In the middle of 1994 No. 10 was sold again. When Marion pieced the story together she learned that the matriarch of the Dutch family had died and taken with her the intent to keep a foothold in Africa. Marion bristled that the Dutch never mentioned to her their intention to sell. She concluded it was out of spite – there had been enough dinner parties at which the news could have been casually thrown out, but instead the transfer happened quietly. Marion woke up one morning to a black woman, with short-cropped greying hair, hardly any breasts and a skinny waist, conducting an orchestra of movers with elaborate hand gestures. Commando, that was the word that came to her mind that cold morning as she watched this woman from behind the French doors that opened onto her north-facing stoep.
It was an insult, a black woman suddenly in a house Marion had dreamed for decades of possessing; no, a house that was rightfully hers, which other people kept taking. In addition she was some kind of minor celebrity. Marion had never heard of Hortensia but Sarah Clarke had referred to her as a design guru. This seemed an impossibility to Marion. She’d pressed Sarah for more details. Apparently a friend of the Dutch had said something about fabric design. She makes cloth? Marion had asked Sarah, too upset to veil her angry curiosity with coolness. A week later with the librarian Marion played it down. New neighbour coming, Marion. A design person like you, what are the chances. Marion had smiled with what she hoped was disinterest. Don’t be silly, Agatha, I’m an architect, she sounds more like a haberdasher.
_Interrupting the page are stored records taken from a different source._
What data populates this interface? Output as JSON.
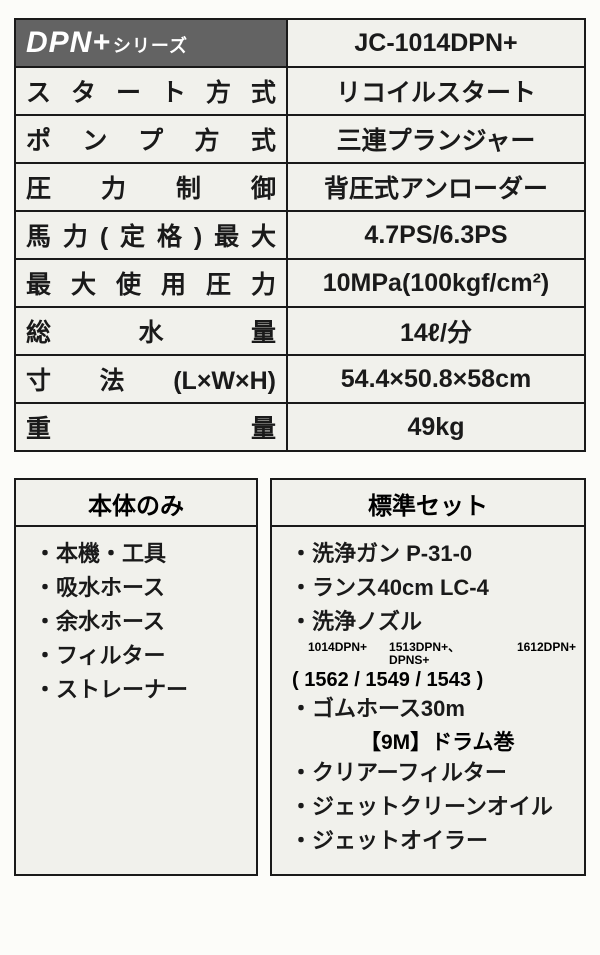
{
  "specTable": {
    "header": {
      "seriesName": "DPN+",
      "seriesSuffix": "シリーズ",
      "model": "JC-1014DPN+"
    },
    "rows": [
      {
        "label": "スタート方式",
        "value": "リコイルスタート"
      },
      {
        "label": "ポンプ方式",
        "value": "三連プランジャー"
      },
      {
        "label": "圧力制御",
        "value": "背圧式アンローダー"
      },
      {
        "label": "馬力(定格)最大",
        "value": "4.7PS/6.3PS"
      },
      {
        "label": "最大使用圧力",
        "value": "10MPa(100kgf/cm²)"
      },
      {
        "label": "総水量",
        "value": "14ℓ/分"
      },
      {
        "label": "寸法(L×W×H)",
        "value": "54.4×50.8×58cm"
      },
      {
        "label": "重量",
        "value": "49kg"
      }
    ]
  },
  "leftBox": {
    "title": "本体のみ",
    "items": [
      "・本機・工具",
      "・吸水ホース",
      "・余水ホース",
      "・フィルター",
      "・ストレーナー"
    ]
  },
  "rightBox": {
    "title": "標準セット",
    "items": {
      "gun": "・洗浄ガン P-31-0",
      "lance": "・ランス40cm LC-4",
      "nozzle": "・洗浄ノズル",
      "nozzleNote1": "1014DPN+",
      "nozzleNote2": "1513DPN+、DPNS+",
      "nozzleNote3": "1612DPN+",
      "nozzleValues": "( 1562 / 1549 / 1543 )",
      "hose": "・ゴムホース30m",
      "hoseSub": "【9M】ドラム巻",
      "clearFilter": "・クリアーフィルター",
      "jetCleanOil": "・ジェットクリーンオイル",
      "jetOiler": "・ジェットオイラー"
    }
  },
  "style": {
    "border_color": "#1a1a1a",
    "background_color": "#fcfcf9",
    "cell_background": "#f1f1ec",
    "header_background": "#636363",
    "header_text_color": "#ffffff",
    "text_color": "#1a1a1a",
    "table_border_width": 2.5,
    "title_fontsize": 24,
    "label_fontsize": 25,
    "value_fontsize": 25,
    "item_fontsize": 22
  }
}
What were the chances, though. Of designing someone else’s house as if it was your own, of living next door but never within, of becoming obsessed. And now to once more lose the elusive trophy to someone who drew squiggles and called that design. As for the woman’s husband, Marion assumed that was him (a white man, one of the longest white men she had ever seen) he was mostly out of sight that first day but appeared from time to time and trailed behind his wife offering a glass of refreshment, a cordless phone, a plate of fruit. The binoculars had been a gift from the grandchildren, but Marion had never intended to use them to birdwatch. Spying on her neighbours was much more entertaining. Except that morning was cause for upset, not amusement. Amusement would have been watching the Clarkes, who had proven themselves common because they had succumbed to trend and bought three pet pigs; amusement would have been the Von Struikers, whose arguments had reached a display of violence that could only mean they were yet again on the brink of divorce. Rich people and their dramas were amusing. Hortensia James was a thief.
THREE
A CAREFUL BALANCE had been messed with. On account of her walking faster than she usually did, Hortensia was out of breath. Imagine Marion thinking she could bother her with this Beulah nonsense. Except that it had annoyed her. She felt heat at her ears and along her limbs, as well as a strong burning sensation where her heart was. She stopped walking and stretched her arm out against the gnarled skin of a pine tree. The trees always made her feel old, made her feel her age. She dropped her head forward and her eyes took in thick spreading roots, fallen leaves, sodden dirt. She’d taken a step and annihilated a string of ants. They had been busy with the soggy shell of a snail. Beulah and her blasted grandmother and her stupid dead children. The anger bubbled up, the indignation, ever at the ready. Beulah and her ancestors with their cloying sentiments were as good a reason as any for that familiar feeling to stir. Hortensia let out a growl and shook her fists.